Two of my most recent reads were A History of Modern Greece by C.M. Woodhouse and Alexander the Great by W.W. Tarn. Each has value; Woodhouse endeavours to document Greece from 306 C.E. up through 1977, while using just 300 page; Tarn almost single-handedly launched the modern study of Alexander III. They also have deficiencies. Most glaring for each is their tendency towards racial, ethnic or other stereotypes, combined with unabashed judgments about people or events. Tarn believes that Alexander was the first person to suggest the universal brotherhood of mankind, began the two main trends in political theory (monarchism and universal brotherhood, from what I can tell) and that if Alexander hadn’t died, we would be living in a Utopia under his descendants; Woodhouse hates Mussolini with a passion and is perfectly willing to deride him as an absolute monster without justification other than that he attacked Greece and felt petty jealousy toward Hitler.
If I actually had to use these two authors as sources, I would find myself in a deep dilemma. On one hand they know what they are talking about for the actual narrative, on the other, their arguments and their methodology is weak (in fact, I would go so far as to say that Thucydides, writing thousands of years earlier had better methodology, but that is a pet argument for me).

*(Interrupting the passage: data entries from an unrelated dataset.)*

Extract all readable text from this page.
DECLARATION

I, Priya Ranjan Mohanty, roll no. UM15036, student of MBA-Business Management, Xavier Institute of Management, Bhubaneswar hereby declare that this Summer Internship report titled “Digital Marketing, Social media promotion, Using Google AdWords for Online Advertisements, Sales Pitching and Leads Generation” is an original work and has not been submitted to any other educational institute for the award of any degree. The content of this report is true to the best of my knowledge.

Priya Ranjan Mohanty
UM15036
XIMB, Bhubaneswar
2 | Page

To my mind, outrageous arguments such as the ones suggested above tarnish what could otherwise be very good work. The same is true of primary sources and ancient secondary sources, though in the latter case they often suffer from source problems as well and make do with comments such as “I don’t know how they did it, but here is what should have been done or what I would have done.”
As I do not need them for any sources (and even in Alexander studies, I find Tarn usually of secondary import), I can be somewhat amused at their eccentricities, but it goes to show that historians must always be vigilant lest their sources lead them astray. Of course this doesn’t mean that simple narrative with no explanation or analysis takes place, but the historian should make up their own mind rather than allowing the biases of their sources play a prominent role.